The Right to a Healthy Environment, Part 1: The United Nations General Assembly’s Consideration of the Right to a Healthy Environment

When
July 6, 2022 12:00 pm — 1:15 pm
Where
Webinar Only

An ELI Breaking News Public Webinar

Join the Environmental Law Institute, Delaware Law’s Global Environmental Rights Institute, Barry University’s Center for Earth Jurisprudence, the American Bar Association (ABA) Section of Environment, Energy, and Resources (SEER), the ABA Section of Civil Rights and Social Justice (CRSJ), and the ABA Center for Human Rights for a breaking news series of webinars about the right to a healthy environment.

2022 marks the 50th anniversary of the birth of the Stockholm Declaration, a landmark international accord that acknowledged a basic right to a healthy environment. Last year, the United Nations Human Rights Council in Geneva formally recognized the right to a “clean, healthy and sustainable environment” and recommended that the UN General Assembly do the same. These efforts reflect global efforts to recognize a basic human right to a healthy environment. About two-thirds of the world recognizes the right to a healthy environment constitutionally, legislatively, by treaty, or through judicial interpretation. Of these, at least 84 countries grant an express constitutional right to a healthy environment. Courts in at least six more countries regularly interpret other rights – to life, dignity, or health – as incorporating environmental rights.
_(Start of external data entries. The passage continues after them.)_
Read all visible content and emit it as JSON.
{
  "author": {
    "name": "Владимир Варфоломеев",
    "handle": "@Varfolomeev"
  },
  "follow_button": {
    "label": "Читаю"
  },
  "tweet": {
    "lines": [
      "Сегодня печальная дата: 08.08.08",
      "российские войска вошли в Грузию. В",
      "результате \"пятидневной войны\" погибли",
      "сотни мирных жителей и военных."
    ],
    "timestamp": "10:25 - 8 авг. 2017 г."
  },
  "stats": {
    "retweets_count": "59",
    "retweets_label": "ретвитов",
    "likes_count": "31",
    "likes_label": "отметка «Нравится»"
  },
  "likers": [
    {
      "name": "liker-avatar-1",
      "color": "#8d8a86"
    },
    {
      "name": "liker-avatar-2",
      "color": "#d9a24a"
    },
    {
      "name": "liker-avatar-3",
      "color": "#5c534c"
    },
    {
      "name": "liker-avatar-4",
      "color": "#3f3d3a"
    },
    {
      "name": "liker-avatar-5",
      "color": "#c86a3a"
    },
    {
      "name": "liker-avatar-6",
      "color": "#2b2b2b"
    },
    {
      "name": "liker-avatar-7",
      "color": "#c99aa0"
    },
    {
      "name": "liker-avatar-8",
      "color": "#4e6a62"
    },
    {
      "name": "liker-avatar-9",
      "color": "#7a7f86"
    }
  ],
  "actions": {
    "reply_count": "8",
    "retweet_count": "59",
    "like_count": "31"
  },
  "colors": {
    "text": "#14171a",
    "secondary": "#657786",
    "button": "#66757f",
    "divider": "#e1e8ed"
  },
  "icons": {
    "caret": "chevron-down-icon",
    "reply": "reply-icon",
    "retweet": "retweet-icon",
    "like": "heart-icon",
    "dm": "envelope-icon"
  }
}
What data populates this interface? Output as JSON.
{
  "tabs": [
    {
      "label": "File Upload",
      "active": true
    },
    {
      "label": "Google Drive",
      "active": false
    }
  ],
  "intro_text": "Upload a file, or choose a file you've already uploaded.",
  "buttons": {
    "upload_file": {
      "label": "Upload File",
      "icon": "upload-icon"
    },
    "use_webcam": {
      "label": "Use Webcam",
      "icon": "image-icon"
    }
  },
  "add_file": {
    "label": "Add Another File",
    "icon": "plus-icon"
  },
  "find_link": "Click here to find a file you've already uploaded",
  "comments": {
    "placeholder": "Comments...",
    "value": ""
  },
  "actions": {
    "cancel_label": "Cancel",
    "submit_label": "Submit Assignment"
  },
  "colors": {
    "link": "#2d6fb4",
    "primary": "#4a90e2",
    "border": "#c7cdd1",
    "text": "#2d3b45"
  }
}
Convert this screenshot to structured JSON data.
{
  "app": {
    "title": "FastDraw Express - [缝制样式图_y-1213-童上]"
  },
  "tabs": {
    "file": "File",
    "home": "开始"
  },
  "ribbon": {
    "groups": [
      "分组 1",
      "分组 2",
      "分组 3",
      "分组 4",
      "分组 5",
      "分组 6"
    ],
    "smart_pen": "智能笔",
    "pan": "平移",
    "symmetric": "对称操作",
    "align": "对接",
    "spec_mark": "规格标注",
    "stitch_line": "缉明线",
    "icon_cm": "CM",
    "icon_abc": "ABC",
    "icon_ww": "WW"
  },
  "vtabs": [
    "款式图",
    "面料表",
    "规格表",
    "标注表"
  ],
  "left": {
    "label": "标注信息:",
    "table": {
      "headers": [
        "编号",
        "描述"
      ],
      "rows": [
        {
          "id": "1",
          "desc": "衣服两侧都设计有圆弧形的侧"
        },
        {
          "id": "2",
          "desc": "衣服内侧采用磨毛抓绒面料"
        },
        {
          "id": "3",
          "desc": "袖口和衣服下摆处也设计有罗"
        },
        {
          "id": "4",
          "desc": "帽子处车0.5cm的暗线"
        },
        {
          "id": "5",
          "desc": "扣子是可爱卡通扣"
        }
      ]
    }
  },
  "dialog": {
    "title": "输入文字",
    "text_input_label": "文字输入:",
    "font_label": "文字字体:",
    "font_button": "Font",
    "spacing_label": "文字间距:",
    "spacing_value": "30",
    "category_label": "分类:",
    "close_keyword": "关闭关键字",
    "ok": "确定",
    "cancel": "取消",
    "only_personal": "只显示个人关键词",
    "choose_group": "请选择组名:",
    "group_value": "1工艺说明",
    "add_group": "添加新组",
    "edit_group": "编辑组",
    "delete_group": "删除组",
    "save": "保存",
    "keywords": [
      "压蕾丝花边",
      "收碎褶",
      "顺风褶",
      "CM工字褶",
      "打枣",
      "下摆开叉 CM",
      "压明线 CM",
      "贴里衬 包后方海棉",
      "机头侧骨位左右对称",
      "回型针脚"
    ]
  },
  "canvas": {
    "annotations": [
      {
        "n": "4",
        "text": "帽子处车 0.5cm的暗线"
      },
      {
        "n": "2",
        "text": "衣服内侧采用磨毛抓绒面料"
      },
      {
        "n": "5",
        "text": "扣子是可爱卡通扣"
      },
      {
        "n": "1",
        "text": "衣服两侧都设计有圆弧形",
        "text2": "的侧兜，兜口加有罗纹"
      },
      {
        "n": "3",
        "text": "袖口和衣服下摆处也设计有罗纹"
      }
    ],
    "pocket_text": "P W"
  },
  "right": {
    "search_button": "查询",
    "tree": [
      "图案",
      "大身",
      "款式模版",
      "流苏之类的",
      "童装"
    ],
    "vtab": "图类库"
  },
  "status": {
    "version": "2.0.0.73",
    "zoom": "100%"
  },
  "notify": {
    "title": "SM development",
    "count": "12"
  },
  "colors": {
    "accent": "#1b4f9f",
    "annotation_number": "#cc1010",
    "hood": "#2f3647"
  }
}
In the first part of this series, a panel of international leaders will discuss what it might mean for the UN General Assembly to adopt a resolution that recognizes the human right to a healthy environment.

Panelists:
James R. May
, Distinguished Professor of Law, Widener University Delaware Law School, Moderator
David R. Boyd, Special Rapporteur, Human Rights and the Environment, United Nations
Patricia Kameri-Mbote, Director, Law Division, United Nations Environment Programme (UNEP)
Daniel Zavala Porras, Minister Counselor, Permanent Mission of Costa Rica to the United Nations
Maria Antonia Tigre, Global Climate Litigation Fellow, Columbia Climate School Sabin Center for Climate Change Law

Materials:
There are no speaker slides for this event.